Allen marries Soon-Yi in Venice, Italy. The couple continues on to France, where the newspaper Le Monde describes the American reaction to Farrow's charges as "the outrage of a certain America, family-oriented and puritanical, against a man that didn't conform enough..." Allen and Soon-Yi will go on to adopt two daughters, Bechtel and Manzie.
Allen wins his fourth Oscar for "Midnight in Paris."
In Vanity Fair, Dylan Farrow gives author Orth her first comments on the record, saying in part: "I have never been asked to testify. If I could talk to the seven-year-old Dylan, I would tell her to be brave, to testify."
Allen gets the Cecil B. DeMille lifetime achievement award at the Golden Globes; as is his practice, he doesn't attend.

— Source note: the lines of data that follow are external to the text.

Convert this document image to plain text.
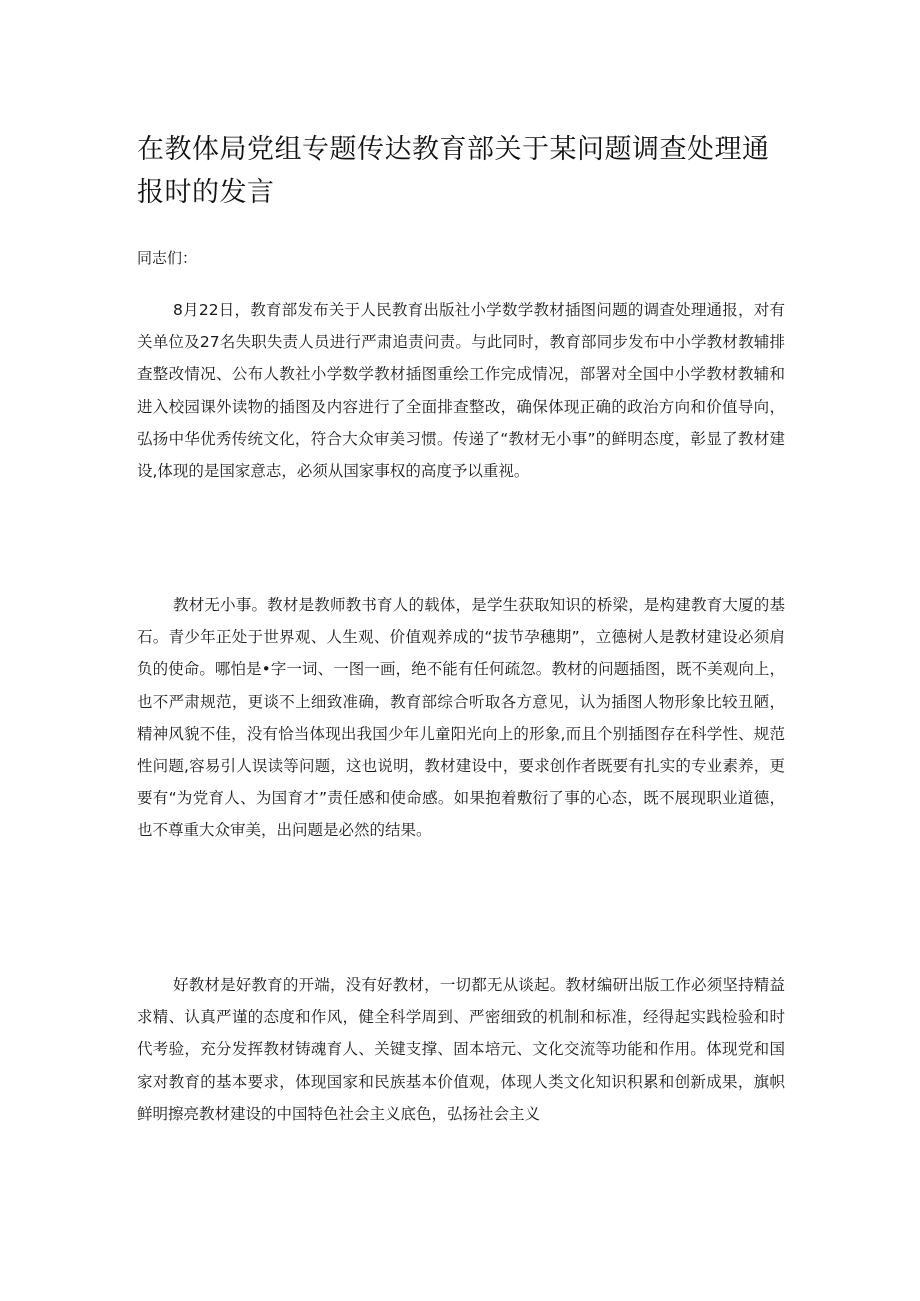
在教体局党组专题传达教育部关于某问题调查处理通报时的发言

同志们：

8月22日，教育部发布关于人民教育出版社小学数学教材插图问题的调查处理通报，对有关单位及27名失职失责人员进行严肃追责问责。与此同时，教育部同步发布中小学教材教辅排查整改情况、公布人教社小学数学教材插图重绘工作完成情况，部署对全国中小学教材教辅和进入校园课外读物的插图及内容进行了全面排查整改，确保体现正确的政治方向和价值导向，弘扬中华优秀传统文化，符合大众审美习惯。传递了“教材无小事”的鲜明态度，彰显了教材建设,体现的是国家意志，必须从国家事权的高度予以重视。

教材无小事。教材是教师教书育人的载体，是学生获取知识的桥梁，是构建教育大厦的基石。青少年正处于世界观、人生观、价值观养成的“拔节孕穗期”，立德树人是教材建设必须肩负的使命。哪怕是•字一词、一图一画，绝不能有任何疏忽。教材的问题插图，既不美观向上，也不严肃规范，更谈不上细致准确，教育部综合听取各方意见，认为插图人物形象比较丑陋，精神风貌不佳，没有恰当体现出我国少年儿童阳光向上的形象,而且个别插图存在科学性、规范性问题,容易引人误读等问题，这也说明，教材建设中，要求创作者既要有扎实的专业素养，更要有“为党育人、为国育才”责任感和使命感。如果抱着敷衍了事的心态，既不展现职业道德，也不尊重大众审美，出问题是必然的结果。

好教材是好教育的开端，没有好教材，一切都无从谈起。教材编研出版工作必须坚持精益求精、认真严谨的态度和作风，健全科学周到、严密细致的机制和标准，经得起实践检验和时代考验，充分发挥教材铸魂育人、关键支撑、固本培元、文化交流等功能和作用。体现党和国家对教育的基本要求，体现国家和民族基本价值观，体现人类文化知识积累和创新成果，旗帜鲜明擦亮教材建设的中国特色社会主义底色，弘扬社会主义
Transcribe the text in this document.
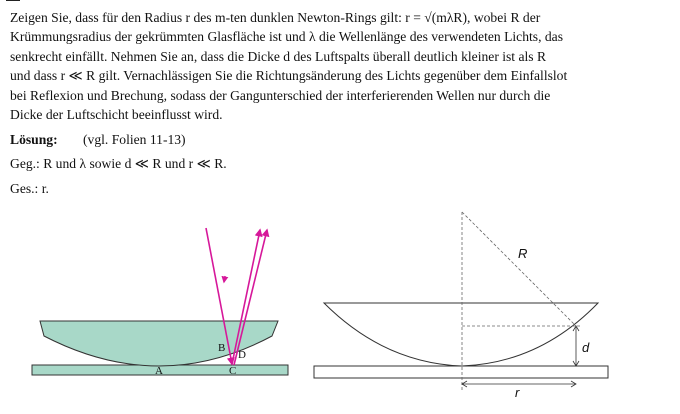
Zeigen Sie, dass für den Radius r des m-ten dunklen Newton-Rings gilt: r = √(mλR), wobei R der

Krümmungsradius der gekrümmten Glasfläche ist und λ die Wellenlänge des verwendeten Lichts, das

senkrecht einfällt. Nehmen Sie an, dass die Dicke d des Luftspalts überall deutlich kleiner ist als R

und dass r ≪ R gilt. Vernachlässigen Sie die Richtungsänderung des Lichts gegenüber dem Einfallslot

bei Reflexion und Brechung, sodass der Gangunterschied der interferierenden Wellen nur durch die

Dicke der Luftschicht beeinflusst wird.

Lösung: (vgl. Folien 11-13)
Geg.: R und λ sowie d ≪ R und r ≪ R.
Ges.: r.
A
B
C
D
R
d
r
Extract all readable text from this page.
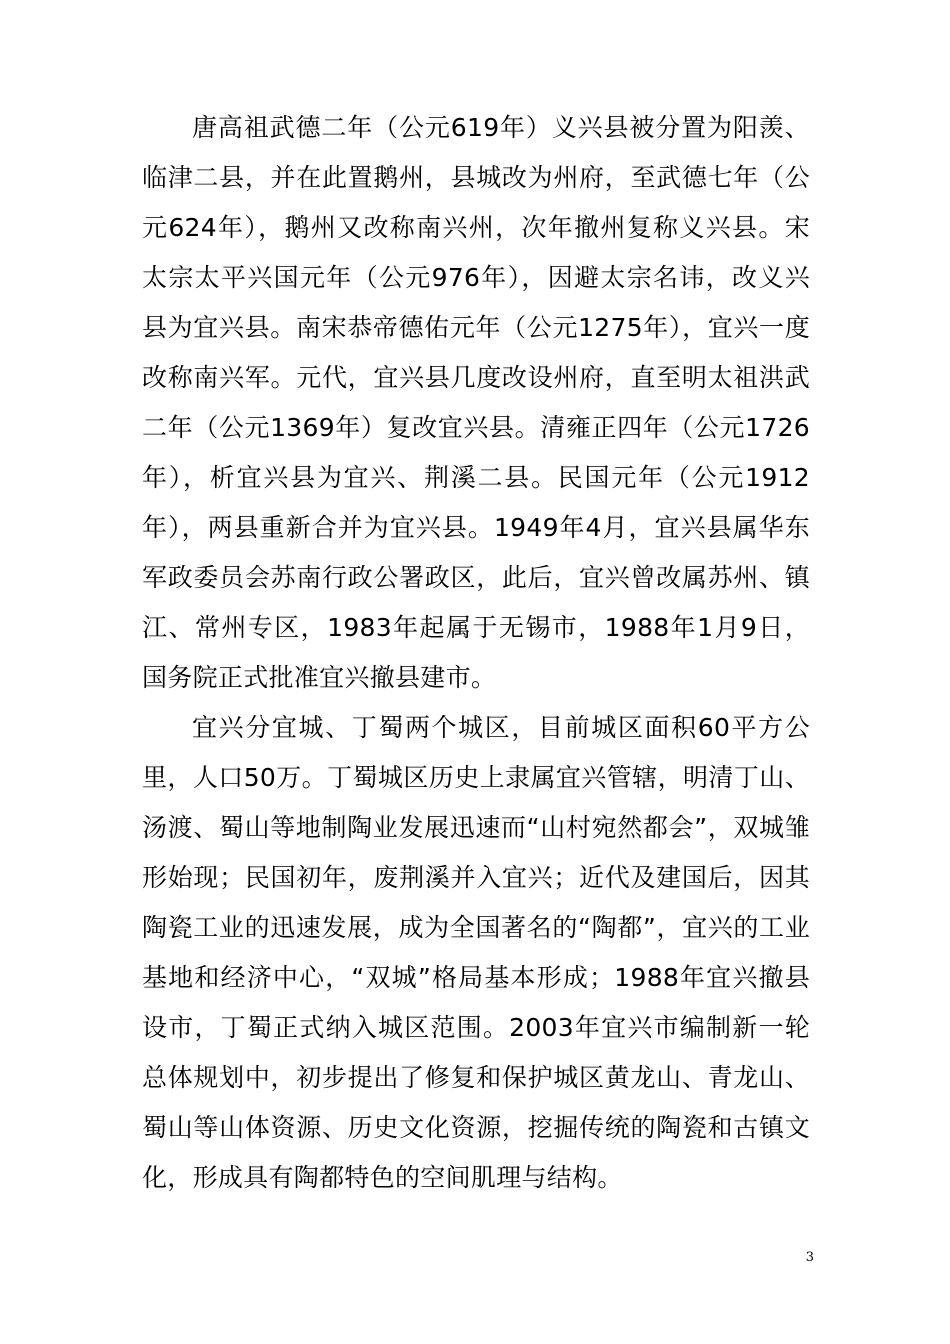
唐高祖武德二年（公元619年）义兴县被分置为阳羡、临津二县，并在此置鹅州，县城改为州府，至武德七年（公元624年），鹅州又改称南兴州，次年撤州复称义兴县。宋太宗太平兴国元年（公元976年），因避太宗名讳，改义兴县为宜兴县。南宋恭帝德佑元年（公元1275年），宜兴一度改称南兴军。元代，宜兴县几度改设州府，直至明太祖洪武二年（公元1369年）复改宜兴县。清雍正四年（公元1726年），析宜兴县为宜兴、荆溪二县。民国元年（公元1912年），两县重新合并为宜兴县。1949年4月，宜兴县属华东军政委员会苏南行政公署政区，此后，宜兴曾改属苏州、镇江、常州专区，1983年起属于无锡市，1988年1月9日，国务院正式批准宜兴撤县建市。

宜兴分宜城、丁蜀两个城区，目前城区面积60平方公里，人口50万。丁蜀城区历史上隶属宜兴管辖，明清丁山、汤渡、蜀山等地制陶业发展迅速而“山村宛然都会”，双城雏形始现；民国初年，废荆溪并入宜兴；近代及建国后，因其陶瓷工业的迅速发展，成为全国著名的“陶都”，宜兴的工业基地和经济中心，“双城”格局基本形成；1988年宜兴撤县设市，丁蜀正式纳入城区范围。2003年宜兴市编制新一轮总体规划中，初步提出了修复和保护城区黄龙山、青龙山、蜀山等山体资源、历史文化资源，挖掘传统的陶瓷和古镇文化，形成具有陶都特色的空间肌理与结构。

3
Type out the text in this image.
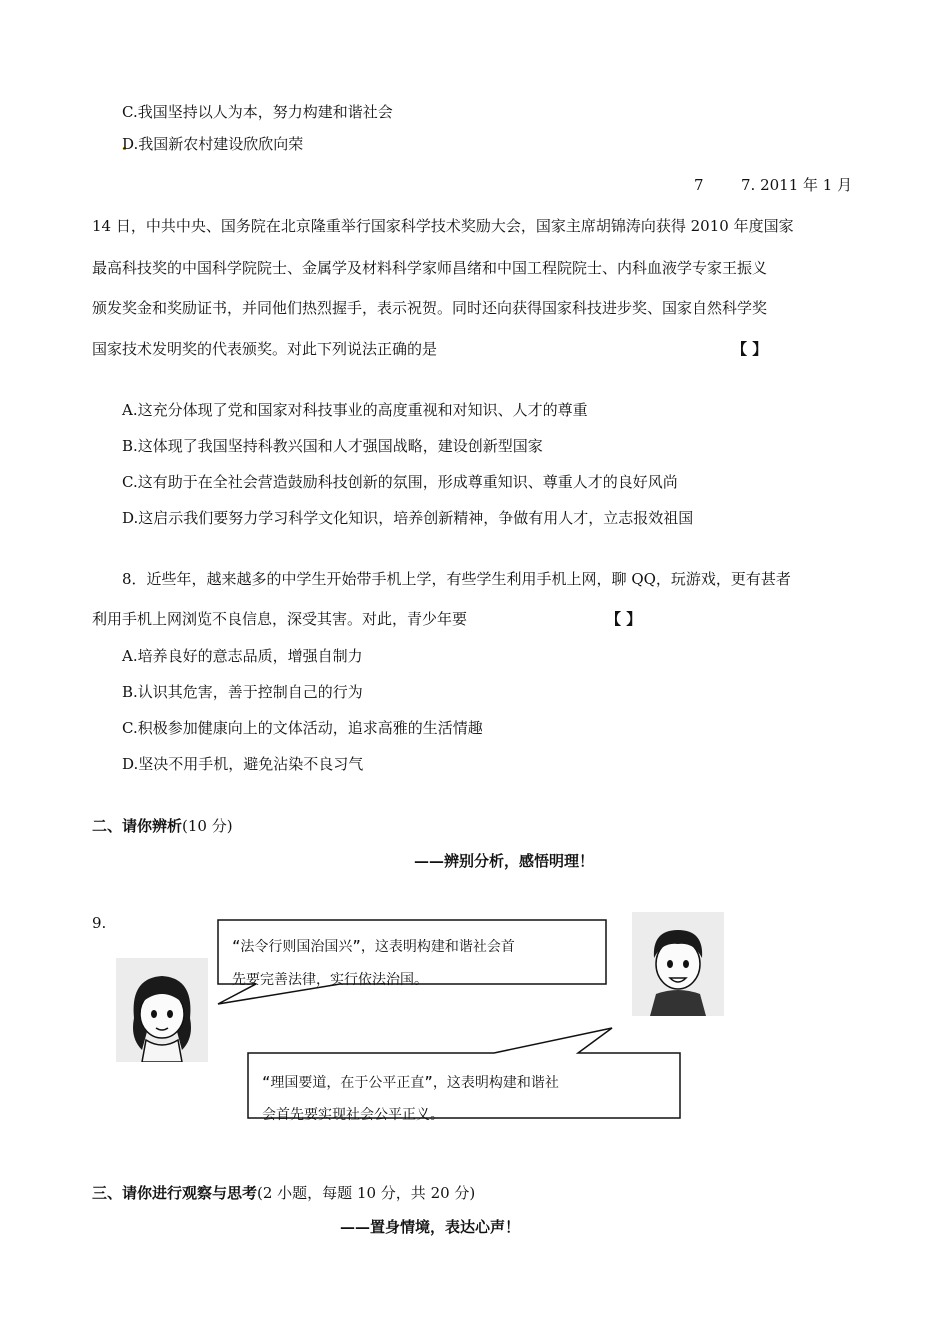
C.我国坚持以人为本，努力构建和谐社会
D.我国新农村建设欣欣向荣
7 7. 2011 年 1 月
14 日，中共中央、国务院在北京隆重举行国家科学技术奖励大会，国家主席胡锦涛向获得 2010 年度国家
最高科技奖的中国科学院院士、金属学及材料科学家师昌绪和中国工程院院士、内科血液学专家王振义
颁发奖金和奖励证书，并同他们热烈握手，表示祝贺。同时还向获得国家科技进步奖、国家自然科学奖
国家技术发明奖的代表颁奖。对此下列说法正确的是	【 】
A.这充分体现了党和国家对科技事业的高度重视和对知识、人才的尊重
B.这体现了我国坚持科教兴国和人才强国战略，建设创新型国家
C.这有助于在全社会营造鼓励科技创新的氛围，形成尊重知识、尊重人才的良好风尚
D.这启示我们要努力学习科学文化知识，培养创新精神，争做有用人才，立志报效祖国
8．近些年，越来越多的中学生开始带手机上学，有些学生利用手机上网，聊 QQ，玩游戏，更有甚者
利用手机上网浏览不良信息，深受其害。对此，青少年要	【 】
A.培养良好的意志品质，增强自制力
B.认识其危害，善于控制自己的行为
C.积极参加健康向上的文体活动，追求高雅的生活情趣
D.坚决不用手机，避免沾染不良习气
二、请你辨析(10 分)
——辨别分析，感悟明理！
9.
“法令行则国治国兴”，这表明构建和谐社会首
先要完善法律，实行依法治国。
“理国要道，在于公平正直”，这表明构建和谐社
会首先要实现社会公平正义。
三、请你进行观察与思考(2 小题，每题 10 分，共 20 分)
——置身情境，表达心声！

Ronan Farrow tweets: "Did they put the part where a woman publicly confirmed he molested her at age 7 before or after Annie Hall?" Mia Farrow tweets the next day: "A woman has publicly detailed Woody Allen's molestation of her at age 7. Golden Globe tribute showed contempt for her & all abuse survivors." (Robert Weide, director and producer of a PBS documentary about Allen, notes in a widely circulated article on The Daily Beast that Farrow had specifically agreed to the use of her "Purple Rose of Cairo" clip in the Globe montage.)
Dylan Farrow pens her open letter, which appears on the blog of New York Times columnist and Mia Farrow friend Nicholas Kristof. "Woody Allen is a living testament to the way our society fails the survivors of sexual assault and abuse," she says. Allen's publicist responds: "Mr. Allen has read the article and found it untrue and disgraceful."